Letter – Seeing through the bias of media

Sometimes the best way to question whether the media is biased is to see how certain stories are reported.

To the editor:

Sometimes the best way to question whether the media is biased is to see how certain stories are reported.

Take the Tea Parties on April 15. I watched how it was covered on MSNBC, where some of the remarks made by these non-biased newsmen had to be bleeped due to profanity and theories as to how the tea parties were all sponsored by big business, etc; ABC, where the size of the crowds was under-reported; CNN, where a reporter interrupted the man she was interviewing several times and even started to argue with his answers and where Anderson Cooper made a very vulgar comment while joking with a liberal guest.

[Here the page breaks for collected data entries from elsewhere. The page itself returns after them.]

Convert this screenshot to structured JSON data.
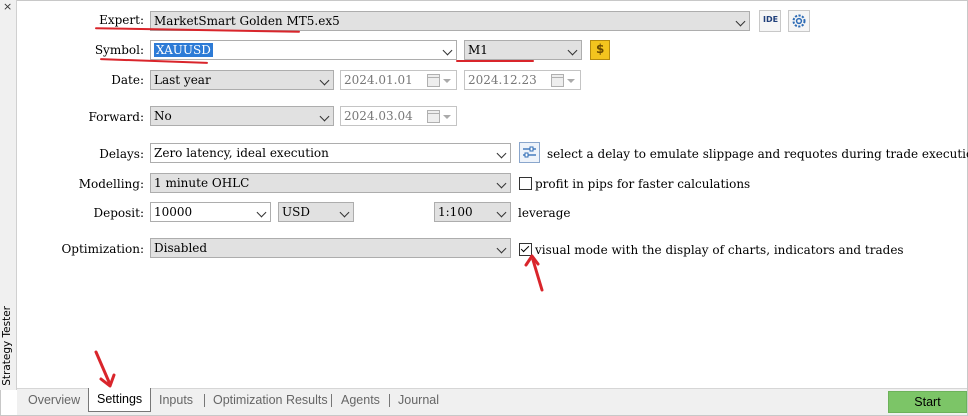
{
  "sidebar": {
    "close_glyph": "×",
    "title": "Strategy Tester"
  },
  "expert": {
    "label": "Expert:",
    "value": "MarketSmart Golden MT5.ex5",
    "ide_label": "IDE",
    "settings_icon": "gear-icon"
  },
  "symbol": {
    "label": "Symbol:",
    "value": "XAUUSD",
    "timeframe": "M1",
    "spec_icon": "dollar-icon"
  },
  "date": {
    "label": "Date:",
    "range": "Last year",
    "from": "2024.01.01",
    "to": "2024.12.23"
  },
  "forward": {
    "label": "Forward:",
    "value": "No",
    "date": "2024.03.04"
  },
  "delays": {
    "label": "Delays:",
    "value": "Zero latency, ideal execution",
    "hint": "select a delay to emulate slippage and requotes during trade execution"
  },
  "modelling": {
    "label": "Modelling:",
    "value": "1 minute OHLC",
    "checkbox_label": "profit in pips for faster calculations",
    "checkbox_checked": false
  },
  "deposit": {
    "label": "Deposit:",
    "amount": "10000",
    "currency": "USD",
    "leverage_value": "1:100",
    "leverage_label": "leverage"
  },
  "optimization": {
    "label": "Optimization:",
    "value": "Disabled",
    "checkbox_label": "visual mode with the display of charts, indicators and trades",
    "checkbox_checked": true
  },
  "tabs": [
    "Overview",
    "Settings",
    "Inputs",
    "Optimization Results",
    "Agents",
    "Journal"
  ],
  "active_tab": "Settings",
  "start_label": "Start",
  "colors": {
    "accent_red": "#d9252b",
    "start_green": "#7cc567",
    "selection_blue": "#2d7bd6"
  }
}
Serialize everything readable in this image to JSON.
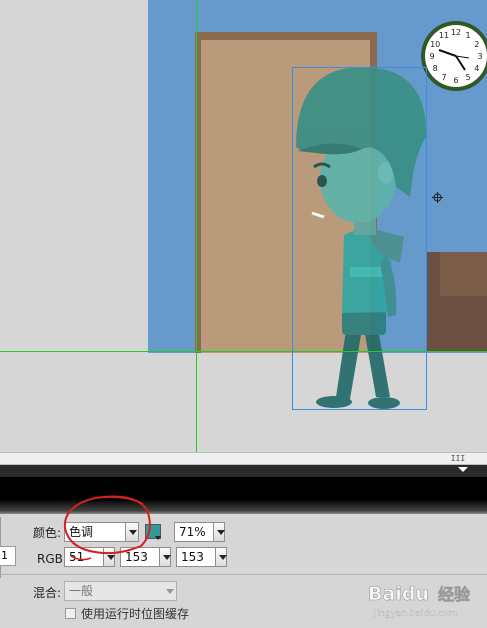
{
  "color_effect": {
    "label": "颜色:",
    "style_value": "色调",
    "tint_color": "#339999",
    "tint_percent": "71%"
  },
  "rgb": {
    "label": "RGB:",
    "r": "51",
    "g": "153",
    "b": "153"
  },
  "left_field_value": "1",
  "blend": {
    "label": "混合:",
    "value": "一般"
  },
  "cache_bitmap": {
    "label": "使用运行时位图缓存",
    "checked": false
  },
  "scrollbar_grip": "III",
  "watermark": {
    "brand": "Baidu",
    "suffix": "经验",
    "url": "jingyan.baidu.com"
  },
  "clock": {
    "numerals": [
      "12",
      "1",
      "2",
      "3",
      "4",
      "5",
      "6",
      "7",
      "8",
      "9",
      "10",
      "11"
    ]
  },
  "colors": {
    "stage_bg": "#d6d6d6",
    "scene_bg": "#6699cc",
    "guide": "#22cc22",
    "selection": "#3a8ee6",
    "annotation_red": "#d42020"
  }
}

Here is a fact many may not know: Fannie Mae and Freddie Mac are paying bonuses of $210 million to many of their officers and executives. These two government-sponsored entities were at the heart of the sub-prime scandal and collapse of the housing market, and a few billion dollars were injected to bail them out. We have been told these are “retention bonuses,” which should sound very familiar since the ones paid at AIG were also retention bonuses.

Both sets of bonuses were approved by Congress and the Treasury Department. One difference – when it was AIG, Barney Frank, our president and the media were calling for these evil people to return their $165 million in bonuses. They were asking the CEO of AIG to “name names” and there were stories in the media for weeks. With Fannie and Freddie, nothing from our leaders or the mainstream media.

We can debate the bias of the media, but it does appear that the people that watch and read the news have spoken as to how they feel about what is being reported or broadcast and how it is being done.